FRANCISCO JAVIER IRAZOKI El contador de gotas Hiperión, Madrid, 2019 |
«Llueve y cuento las gotas de los días
vividos (…) Lentamente me apago en la silla de ruedas que empujo».
En sus orígenes,
Francisco Javier Irazoki (Lesaka, 1954) formó parte del grupo surrealista CLOC,
y su escritura mantiene la querencia por las imágenes sorprendentes, que a
menudo cristalizan en símbolos. Hace varios libros que se siente más cómodo escribiendo
sus poemas en prosa. Con frases tajantes, engañosamente sencillas y un punto
naïfs, este navarro recriado en Francia hurga en su pasado sin hacer concesiones:
«éramos menos tristes en un lugar sin belleza». Recorre las veladuras de unos
tiempos que dejaron heridas: «Todavía resiste en la memoria un fuego que rueda
por una pendiente. El otoño incendia plantas y deja el suelo ensangrentado». Hay
en El contador de gotas algo de balance emocional de sesenta años de
vida, y al mismo tiempo de búsqueda de la propia identidad. El poeta arrima su
soledad a la sombra de personajes como el Blas de Otero que «escribe frente a
un paisaje de raíles, ortigales, niebla y barracones». Solo los ha conocido leyéndolos:
«nunca vi a Julio Ramón Ribeyro, pero he hablado con él ante unos árboles». No
obstante los reencuentra en descampados o lugares inhóspitos: «hemos visto las
astillas de Verlaine en un carro de la compra que empuja un vagabundo». Finalmente
se mezclan con las mil identidades que todos tenemos y que Irazoki prefiere
llamar «Pasajeros». Al menos una de ellas sigue luchando: «en las galerías que
contengo se ha instalado un testigo. No admite compañía y apenas duerme. Ronda
las calles, desciende a las minas, inspecciona mis cavernas.

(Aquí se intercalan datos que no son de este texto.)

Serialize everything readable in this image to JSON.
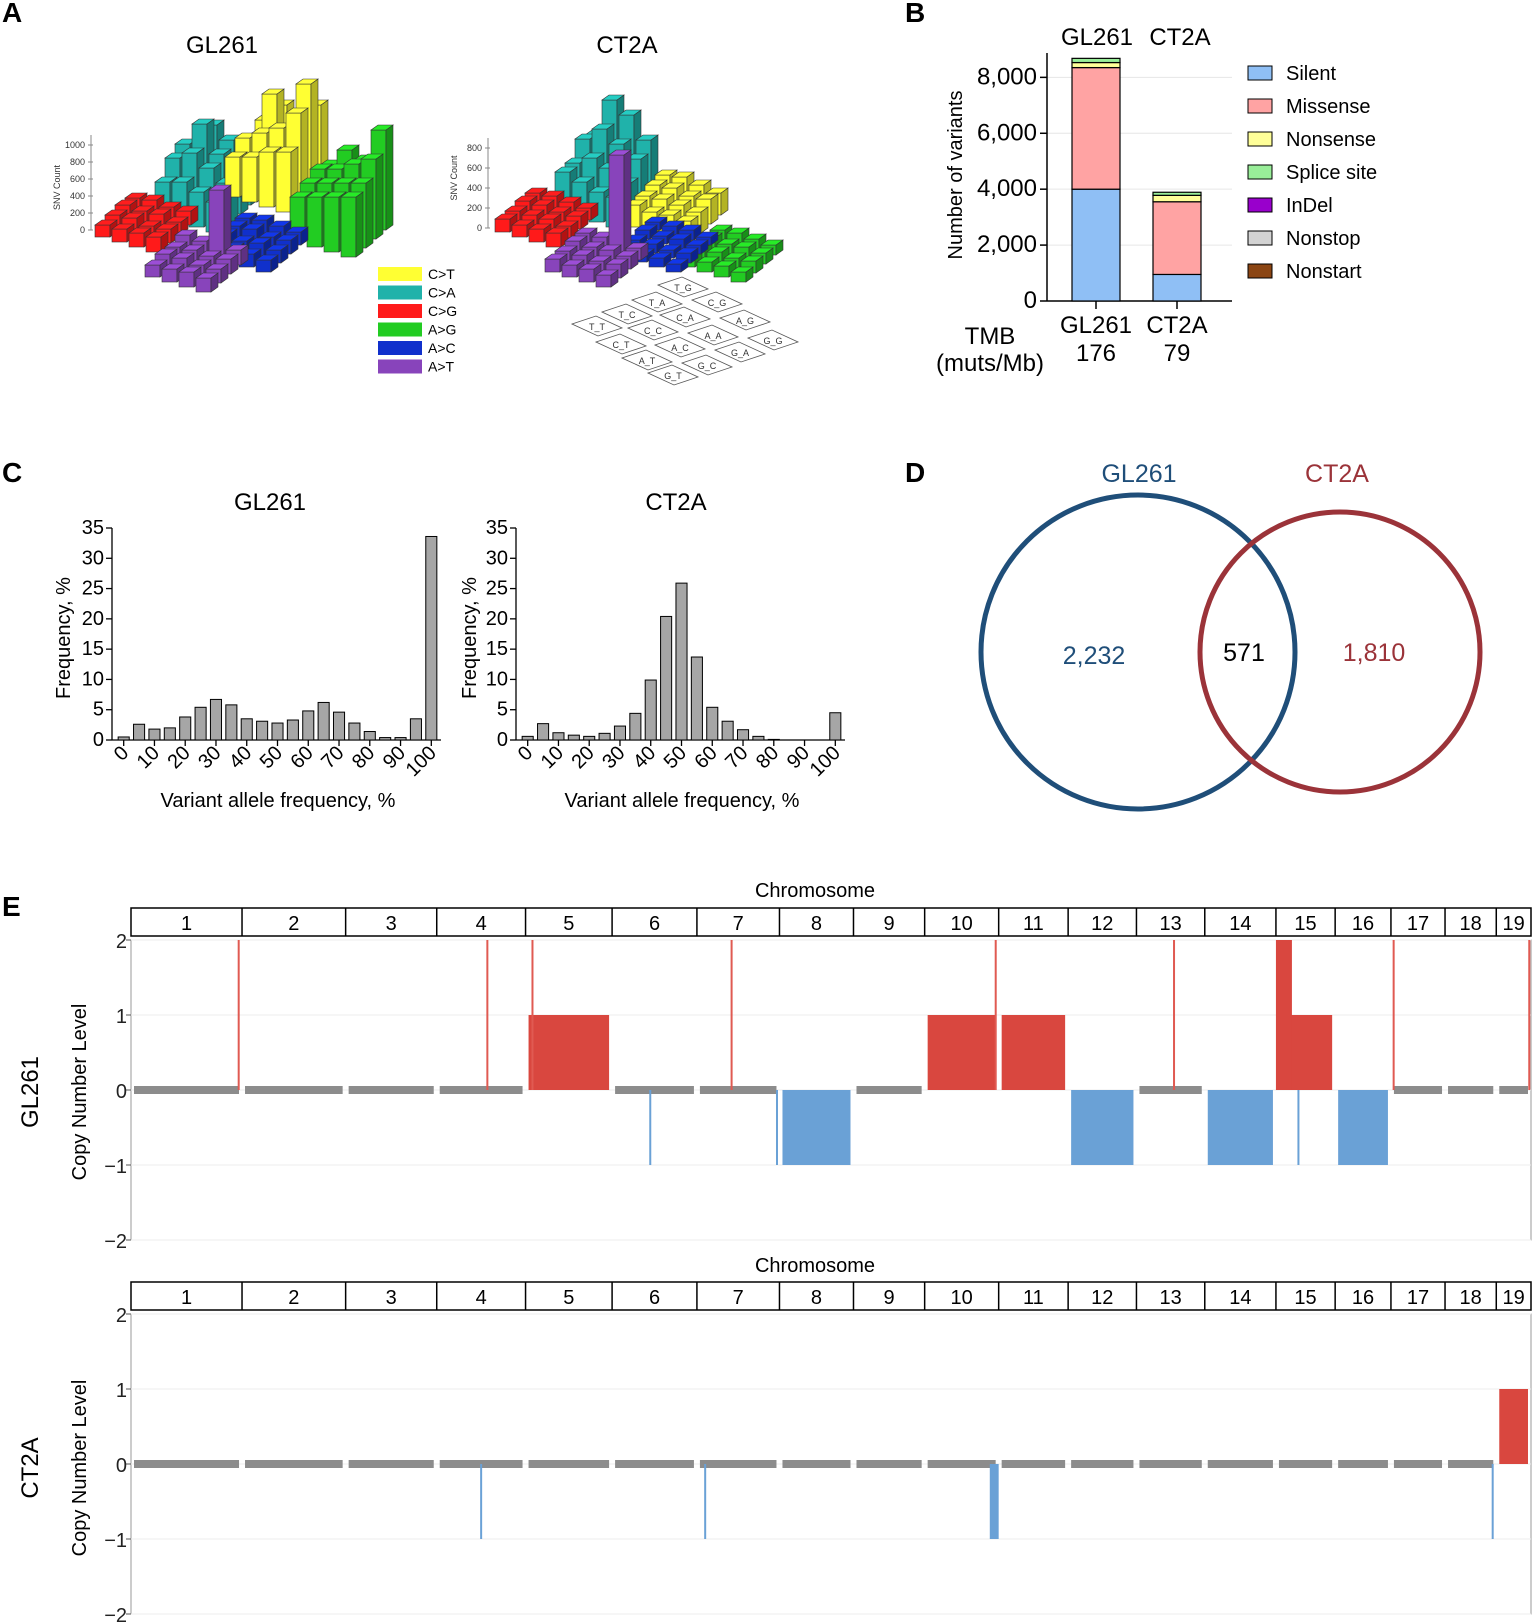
{
  "panels": {
    "a": "A",
    "b": "B",
    "c": "C",
    "d": "D",
    "e": "E"
  },
  "chart_data": [
    {
      "panel": "A",
      "type": "bar3d",
      "titles": [
        "GL261",
        "CT2A"
      ],
      "left_axis_ticks": [
        "0",
        "200",
        "400",
        "600",
        "800",
        "1000"
      ],
      "right_axis_ticks": [
        "0",
        "200",
        "400",
        "600",
        "800"
      ],
      "axis_label": "SNV Count",
      "legend": [
        {
          "label": "C>T",
          "color": "#ffff33"
        },
        {
          "label": "C>A",
          "color": "#20b2aa"
        },
        {
          "label": "C>G",
          "color": "#ff1a1a"
        },
        {
          "label": "A>G",
          "color": "#22cc22"
        },
        {
          "label": "A>C",
          "color": "#1030cc"
        },
        {
          "label": "A>T",
          "color": "#8844bb"
        }
      ],
      "context_grid": [
        "T_G",
        "T_A",
        "C_G",
        "T_C",
        "C_A",
        "A_G",
        "T_T",
        "C_C",
        "A_A",
        "G_G",
        "C_T",
        "A_C",
        "G_A",
        "A_T",
        "G_C",
        "G_T"
      ]
    },
    {
      "panel": "B",
      "type": "bar",
      "stacked": true,
      "categories": [
        "GL261",
        "CT2A"
      ],
      "ylabel": "Number of variants",
      "ylim": [
        0,
        8800
      ],
      "yticks": [
        "0",
        "2,000",
        "4,000",
        "6,000",
        "8,000"
      ],
      "tmb_label": [
        "TMB",
        "(muts/Mb)"
      ],
      "tmb_values": [
        "176",
        "79"
      ],
      "series": [
        {
          "name": "Silent",
          "color": "#8fbff5",
          "values": [
            4000,
            950
          ]
        },
        {
          "name": "Missense",
          "color": "#ffa3a3",
          "values": [
            4350,
            2600
          ]
        },
        {
          "name": "Nonsense",
          "color": "#ffff99",
          "values": [
            180,
            230
          ]
        },
        {
          "name": "Splice site",
          "color": "#99ee99",
          "values": [
            150,
            110
          ]
        },
        {
          "name": "InDel",
          "color": "#9900cc",
          "values": [
            0,
            0
          ]
        },
        {
          "name": "Nonstop",
          "color": "#d3d3d3",
          "values": [
            0,
            0
          ]
        },
        {
          "name": "Nonstart",
          "color": "#8b4513",
          "values": [
            0,
            0
          ]
        }
      ]
    },
    {
      "panel": "C",
      "type": "bar",
      "title": "GL261",
      "xlabel": "Variant allele frequency, %",
      "ylabel": "Frequency, %",
      "ylim": [
        0,
        35
      ],
      "yticks": [
        "0",
        "5",
        "10",
        "15",
        "20",
        "25",
        "30",
        "35"
      ],
      "xticks": [
        "0",
        "10",
        "20",
        "30",
        "40",
        "50",
        "60",
        "70",
        "80",
        "90",
        "100"
      ],
      "values": [
        0.5,
        2.6,
        1.8,
        2.0,
        3.8,
        5.4,
        6.7,
        5.8,
        3.5,
        3.1,
        2.8,
        3.3,
        4.8,
        6.2,
        4.6,
        2.8,
        1.4,
        0.4,
        0.4,
        3.5,
        33.6
      ]
    },
    {
      "panel": "C",
      "type": "bar",
      "title": "CT2A",
      "xlabel": "Variant allele frequency, %",
      "ylabel": "Frequency, %",
      "ylim": [
        0,
        35
      ],
      "yticks": [
        "0",
        "5",
        "10",
        "15",
        "20",
        "25",
        "30",
        "35"
      ],
      "xticks": [
        "0",
        "10",
        "20",
        "30",
        "40",
        "50",
        "60",
        "70",
        "80",
        "90",
        "100"
      ],
      "values": [
        0.6,
        2.7,
        1.2,
        0.8,
        0.6,
        1.1,
        2.3,
        4.4,
        9.9,
        20.4,
        25.9,
        13.7,
        5.4,
        3.1,
        1.7,
        0.6,
        0.1,
        0,
        0,
        0,
        4.5
      ]
    },
    {
      "panel": "D",
      "type": "venn",
      "sets": [
        {
          "name": "GL261",
          "color": "#1f4e79",
          "only": "2,232"
        },
        {
          "name": "CT2A",
          "color": "#9b3339",
          "only": "1,810"
        }
      ],
      "shared": "571"
    },
    {
      "panel": "E",
      "type": "copy_number",
      "header": "Chromosome",
      "ylabel": "Copy Number Level",
      "yticks": [
        "2",
        "1",
        "0",
        "−1",
        "−2"
      ],
      "ylim": [
        -2,
        2
      ],
      "chromosomes": [
        "1",
        "2",
        "3",
        "4",
        "5",
        "6",
        "7",
        "8",
        "9",
        "10",
        "11",
        "12",
        "13",
        "14",
        "15",
        "16",
        "17",
        "18",
        "19"
      ],
      "chrom_weights": [
        1.95,
        1.82,
        1.6,
        1.56,
        1.52,
        1.49,
        1.45,
        1.3,
        1.25,
        1.3,
        1.22,
        1.2,
        1.2,
        1.25,
        1.04,
        0.98,
        0.95,
        0.9,
        0.61
      ],
      "samples": [
        {
          "name": "GL261",
          "levels": [
            0,
            0,
            0,
            0,
            1,
            0,
            0,
            -1,
            0,
            1,
            1,
            -1,
            0,
            -1,
            1,
            -1,
            0,
            0,
            0
          ],
          "spikes": [
            {
              "chrom": 1,
              "pos": 0.97,
              "level": 2
            },
            {
              "chrom": 4,
              "pos": 0.57,
              "level": 2
            },
            {
              "chrom": 5,
              "pos": 0.08,
              "level": 2
            },
            {
              "chrom": 6,
              "pos": 0.45,
              "level": -1
            },
            {
              "chrom": 7,
              "pos": 0.42,
              "level": 2
            },
            {
              "chrom": 7,
              "pos": 0.97,
              "level": -1
            },
            {
              "chrom": 10,
              "pos": 0.96,
              "level": 2
            },
            {
              "chrom": 13,
              "pos": 0.55,
              "level": 2
            },
            {
              "chrom": 15,
              "pos": 0.38,
              "level": -1
            },
            {
              "chrom": 17,
              "pos": 0.05,
              "level": 2
            },
            {
              "chrom": 19,
              "pos": 0.95,
              "level": 2
            }
          ],
          "blocks": [
            {
              "chrom": 15,
              "start": 0.0,
              "end": 0.27,
              "level": 2
            }
          ]
        },
        {
          "name": "CT2A",
          "levels": [
            0,
            0,
            0,
            0,
            0,
            0,
            0,
            0,
            0,
            0,
            0,
            0,
            0,
            0,
            0,
            0,
            0,
            0,
            1
          ],
          "spikes": [
            {
              "chrom": 4,
              "pos": 0.5,
              "level": -1
            },
            {
              "chrom": 7,
              "pos": 0.1,
              "level": -1
            },
            {
              "chrom": 18,
              "pos": 0.93,
              "level": -1
            }
          ],
          "blocks": [
            {
              "chrom": 10,
              "start": 0.88,
              "end": 1.0,
              "level": -1
            }
          ]
        }
      ]
    }
  ]
}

A partir de esta
mañana, tengo una cita diaria con la conciencia, único cazador que me apunta
con su arma». La conciencia le conmina a desmarcarse de la masa, a no permitir
que la masa decida por él. Es el tema central del libro: «En pleno siglo XXI
aún existe una cárcel que sigue de moda: la identidad colectiva». Usa como
divisa una cita de Ramón Eder: «Sin compasión no hay cordura». Y cerca del
final, acaba deseando y sentenciando «que el perdón sea más fuerte que la herida».